Communicate permission changes: If your app will request new permissions, explain why in your release notes or via a blog post to maintain user trust.

Troubleshooting Common Issues

Problem	Likely Cause	Solution
Listing rejected	Missing requirements or incomplete information	Review the requirements carefully. Ensure your app has a public repository, complete listing details, and follows security best practices. Update and resubmit.
Webhooks not received	Incorrect URL, secret mismatch, or server issues	Verify the webhook URL in your app settings. Check that your server is reachable and returns a 200 OK. Validate the secret and signature handling. Test with a tool like `curl` to simulate GitHub’s request.

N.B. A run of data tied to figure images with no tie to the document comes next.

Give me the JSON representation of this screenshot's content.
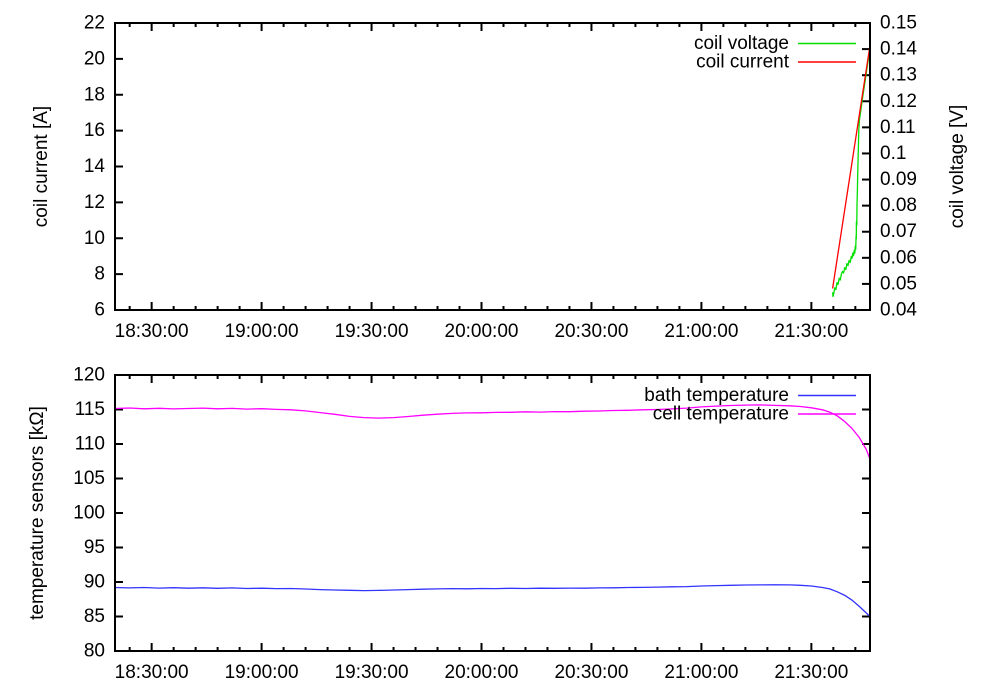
{
  "figure": {
    "background": "#ffffff",
    "frame_color": "#000000"
  },
  "chart_data": [
    {
      "type": "line",
      "title": "",
      "x_axis": {
        "kind": "time",
        "min": 0,
        "max": 206,
        "min_label": "18:20:00",
        "max_label": "21:46:00",
        "major_ticks": [
          {
            "t": 10,
            "label": "18:30:00"
          },
          {
            "t": 40,
            "label": "19:00:00"
          },
          {
            "t": 70,
            "label": "19:30:00"
          },
          {
            "t": 100,
            "label": "20:00:00"
          },
          {
            "t": 130,
            "label": "20:30:00"
          },
          {
            "t": 160,
            "label": "21:00:00"
          },
          {
            "t": 190,
            "label": "21:30:00"
          }
        ],
        "minor_start": 4,
        "minor_step": 6,
        "grid": false
      },
      "y_left": {
        "label": "coil current [A]",
        "min": 6,
        "max": 22,
        "ticks": [
          {
            "v": 6,
            "label": "6"
          },
          {
            "v": 8,
            "label": "8"
          },
          {
            "v": 10,
            "label": "10"
          },
          {
            "v": 12,
            "label": "12"
          },
          {
            "v": 14,
            "label": "14"
          },
          {
            "v": 16,
            "label": "16"
          },
          {
            "v": 18,
            "label": "18"
          },
          {
            "v": 20,
            "label": "20"
          },
          {
            "v": 22,
            "label": "22"
          }
        ]
      },
      "y_right": {
        "label": "coil voltage [V]",
        "min": 0.04,
        "max": 0.15,
        "ticks": [
          {
            "v": 0.04,
            "label": "0.04"
          },
          {
            "v": 0.05,
            "label": "0.05"
          },
          {
            "v": 0.06,
            "label": "0.06"
          },
          {
            "v": 0.07,
            "label": "0.07"
          },
          {
            "v": 0.08,
            "label": "0.08"
          },
          {
            "v": 0.09,
            "label": "0.09"
          },
          {
            "v": 0.1,
            "label": "0.1"
          },
          {
            "v": 0.11,
            "label": "0.11"
          },
          {
            "v": 0.12,
            "label": "0.12"
          },
          {
            "v": 0.13,
            "label": "0.13"
          },
          {
            "v": 0.14,
            "label": "0.14"
          },
          {
            "v": 0.15,
            "label": "0.15"
          }
        ]
      },
      "legend": {
        "position": "top-right-inside",
        "items": [
          {
            "name": "coil voltage",
            "color": "#00e000"
          },
          {
            "name": "coil current",
            "color": "#ff0000"
          }
        ]
      },
      "series": [
        {
          "name": "coil voltage",
          "axis": "right",
          "color": "#00e000",
          "points": [
            [
              195.8,
              0.0468
            ],
            [
              195.9,
              0.0452
            ],
            [
              196.1,
              0.0462
            ],
            [
              196.4,
              0.0485
            ],
            [
              196.7,
              0.0478
            ],
            [
              197.0,
              0.0505
            ],
            [
              197.3,
              0.0498
            ],
            [
              197.6,
              0.0522
            ],
            [
              197.9,
              0.0515
            ],
            [
              198.2,
              0.0538
            ],
            [
              198.5,
              0.0548
            ],
            [
              198.8,
              0.0542
            ],
            [
              199.1,
              0.0562
            ],
            [
              199.4,
              0.0555
            ],
            [
              199.7,
              0.0578
            ],
            [
              200.0,
              0.057
            ],
            [
              200.3,
              0.059
            ],
            [
              200.6,
              0.0582
            ],
            [
              200.9,
              0.0605
            ],
            [
              201.1,
              0.0598
            ],
            [
              201.3,
              0.0618
            ],
            [
              201.5,
              0.0608
            ],
            [
              201.7,
              0.0628
            ],
            [
              201.85,
              0.0618
            ],
            [
              202.0,
              0.0645
            ],
            [
              202.1,
              0.0632
            ],
            [
              202.2,
              0.0685
            ],
            [
              202.25,
              0.0672
            ],
            [
              202.3,
              0.0738
            ],
            [
              202.4,
              0.0725
            ],
            [
              202.45,
              0.08
            ],
            [
              202.55,
              0.086
            ],
            [
              202.65,
              0.092
            ],
            [
              202.75,
              0.098
            ],
            [
              202.85,
              0.104
            ],
            [
              202.95,
              0.109
            ],
            [
              203.1,
              0.1128
            ],
            [
              203.6,
              0.1175
            ],
            [
              204.1,
              0.1225
            ],
            [
              204.6,
              0.1272
            ],
            [
              205.1,
              0.132
            ],
            [
              205.6,
              0.1365
            ],
            [
              205.9,
              0.14
            ]
          ]
        },
        {
          "name": "coil current",
          "axis": "left",
          "color": "#ff0000",
          "points": [
            [
              195.8,
              7.2
            ],
            [
              205.9,
              20.6
            ]
          ]
        }
      ]
    },
    {
      "type": "line",
      "title": "",
      "x_axis": {
        "kind": "time",
        "min": 0,
        "max": 206,
        "min_label": "18:20:00",
        "max_label": "21:46:00",
        "major_ticks": [
          {
            "t": 10,
            "label": "18:30:00"
          },
          {
            "t": 40,
            "label": "19:00:00"
          },
          {
            "t": 70,
            "label": "19:30:00"
          },
          {
            "t": 100,
            "label": "20:00:00"
          },
          {
            "t": 130,
            "label": "20:30:00"
          },
          {
            "t": 160,
            "label": "21:00:00"
          },
          {
            "t": 190,
            "label": "21:30:00"
          }
        ],
        "minor_start": 4,
        "minor_step": 6,
        "grid": false
      },
      "y_left": {
        "label": "temperature sensors [kΩ]",
        "min": 80,
        "max": 120,
        "ticks": [
          {
            "v": 80,
            "label": "80"
          },
          {
            "v": 85,
            "label": "85"
          },
          {
            "v": 90,
            "label": "90"
          },
          {
            "v": 95,
            "label": "95"
          },
          {
            "v": 100,
            "label": "100"
          },
          {
            "v": 105,
            "label": "105"
          },
          {
            "v": 110,
            "label": "110"
          },
          {
            "v": 115,
            "label": "115"
          },
          {
            "v": 120,
            "label": "120"
          }
        ]
      },
      "legend": {
        "position": "top-right-inside",
        "items": [
          {
            "name": "bath temperature",
            "color": "#3333ff"
          },
          {
            "name": "cell temperature",
            "color": "#ff00ff"
          }
        ]
      },
      "series": [
        {
          "name": "bath temperature",
          "axis": "left",
          "color": "#3333ff",
          "points": [
            [
              0,
              89.2
            ],
            [
              4,
              89.14
            ],
            [
              8,
              89.2
            ],
            [
              12,
              89.12
            ],
            [
              16,
              89.18
            ],
            [
              20,
              89.1
            ],
            [
              24,
              89.16
            ],
            [
              28,
              89.08
            ],
            [
              32,
              89.14
            ],
            [
              36,
              89.06
            ],
            [
              40,
              89.1
            ],
            [
              44,
              89.04
            ],
            [
              48,
              89.06
            ],
            [
              52,
              88.98
            ],
            [
              56,
              88.9
            ],
            [
              60,
              88.84
            ],
            [
              64,
              88.8
            ],
            [
              68,
              88.76
            ],
            [
              72,
              88.78
            ],
            [
              76,
              88.84
            ],
            [
              80,
              88.9
            ],
            [
              84,
              88.96
            ],
            [
              88,
              89.0
            ],
            [
              92,
              89.04
            ],
            [
              96,
              89.02
            ],
            [
              100,
              89.06
            ],
            [
              104,
              89.04
            ],
            [
              108,
              89.08
            ],
            [
              112,
              89.06
            ],
            [
              116,
              89.1
            ],
            [
              120,
              89.08
            ],
            [
              124,
              89.12
            ],
            [
              128,
              89.1
            ],
            [
              132,
              89.14
            ],
            [
              136,
              89.16
            ],
            [
              140,
              89.2
            ],
            [
              144,
              89.22
            ],
            [
              148,
              89.26
            ],
            [
              152,
              89.3
            ],
            [
              156,
              89.34
            ],
            [
              160,
              89.42
            ],
            [
              164,
              89.48
            ],
            [
              168,
              89.52
            ],
            [
              172,
              89.56
            ],
            [
              176,
              89.58
            ],
            [
              180,
              89.6
            ],
            [
              184,
              89.58
            ],
            [
              187,
              89.52
            ],
            [
              190,
              89.42
            ],
            [
              193,
              89.2
            ],
            [
              195,
              89.0
            ],
            [
              197,
              88.6
            ],
            [
              199,
              88.1
            ],
            [
              201,
              87.4
            ],
            [
              203,
              86.5
            ],
            [
              205,
              85.5
            ],
            [
              206,
              85.0
            ]
          ]
        },
        {
          "name": "cell temperature",
          "axis": "left",
          "color": "#ff00ff",
          "points": [
            [
              0,
              115.15
            ],
            [
              4,
              115.22
            ],
            [
              8,
              115.1
            ],
            [
              12,
              115.18
            ],
            [
              16,
              115.08
            ],
            [
              20,
              115.15
            ],
            [
              24,
              115.2
            ],
            [
              28,
              115.1
            ],
            [
              32,
              115.16
            ],
            [
              36,
              115.06
            ],
            [
              40,
              115.12
            ],
            [
              44,
              115.02
            ],
            [
              48,
              114.95
            ],
            [
              52,
              114.8
            ],
            [
              56,
              114.55
            ],
            [
              60,
              114.3
            ],
            [
              64,
              114.0
            ],
            [
              68,
              113.82
            ],
            [
              72,
              113.76
            ],
            [
              76,
              113.82
            ],
            [
              80,
              113.98
            ],
            [
              84,
              114.18
            ],
            [
              88,
              114.32
            ],
            [
              92,
              114.44
            ],
            [
              96,
              114.5
            ],
            [
              100,
              114.52
            ],
            [
              104,
              114.58
            ],
            [
              108,
              114.6
            ],
            [
              112,
              114.66
            ],
            [
              116,
              114.62
            ],
            [
              120,
              114.7
            ],
            [
              124,
              114.68
            ],
            [
              128,
              114.75
            ],
            [
              132,
              114.78
            ],
            [
              136,
              114.85
            ],
            [
              140,
              114.88
            ],
            [
              144,
              114.95
            ],
            [
              148,
              115.0
            ],
            [
              152,
              115.08
            ],
            [
              156,
              115.2
            ],
            [
              160,
              115.38
            ],
            [
              164,
              115.5
            ],
            [
              168,
              115.58
            ],
            [
              172,
              115.64
            ],
            [
              176,
              115.66
            ],
            [
              180,
              115.6
            ],
            [
              184,
              115.54
            ],
            [
              187,
              115.44
            ],
            [
              190,
              115.24
            ],
            [
              193,
              114.95
            ],
            [
              195,
              114.62
            ],
            [
              197,
              114.1
            ],
            [
              199,
              113.3
            ],
            [
              201,
              112.3
            ],
            [
              203,
              111.0
            ],
            [
              205,
              109.2
            ],
            [
              206,
              107.8
            ]
          ]
        }
      ]
    }
  ]
}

Customer can’t install app	Permission issues or misconfigured setup URL	Ensure your app’s installation URL is correctly set. If the app requires organization permissions, only owners can install; check if the user has the right role. If repository admins are blocked, the org owner may have restricted installations.
Plan changes not reflected	Webhook handling error or delayed processing	Confirm you are receiving and correctly processing `marketplace_purchase` webhooks. Check the payload to see if it’s an upgrade/downgrade. If using the API, query the account’s subscription directly.
Payment not received	Billing information incomplete or payment issue	In your app settings, under “Marketplace,” verify that your payout details (bank account or PayPal) are correct. Check your transaction history for any failed payouts. Contact GitHub Support if needed.
App installation fails due to permissions	The app requests permissions that the user’s account doesn’t have (e.g., admin access to a repository they don’t own)	Guide the user to ensure they have the necessary permissions on the target repositories. Suggest they install the app with a narrower repository selection.
User reports missing features after upgrade	App may require additional permissions not yet approved	The user may have declined the permission update. Instruct them to check for pending permission requests in their installed apps list.
Unable to approve permission update	The notification link may expire or the user may not have admin rights	The user should go directly to Settings > Installed GitHub Apps, find the app, and look for a banner or button to review pending permissions. Only users with admin access to the account/organization can approve.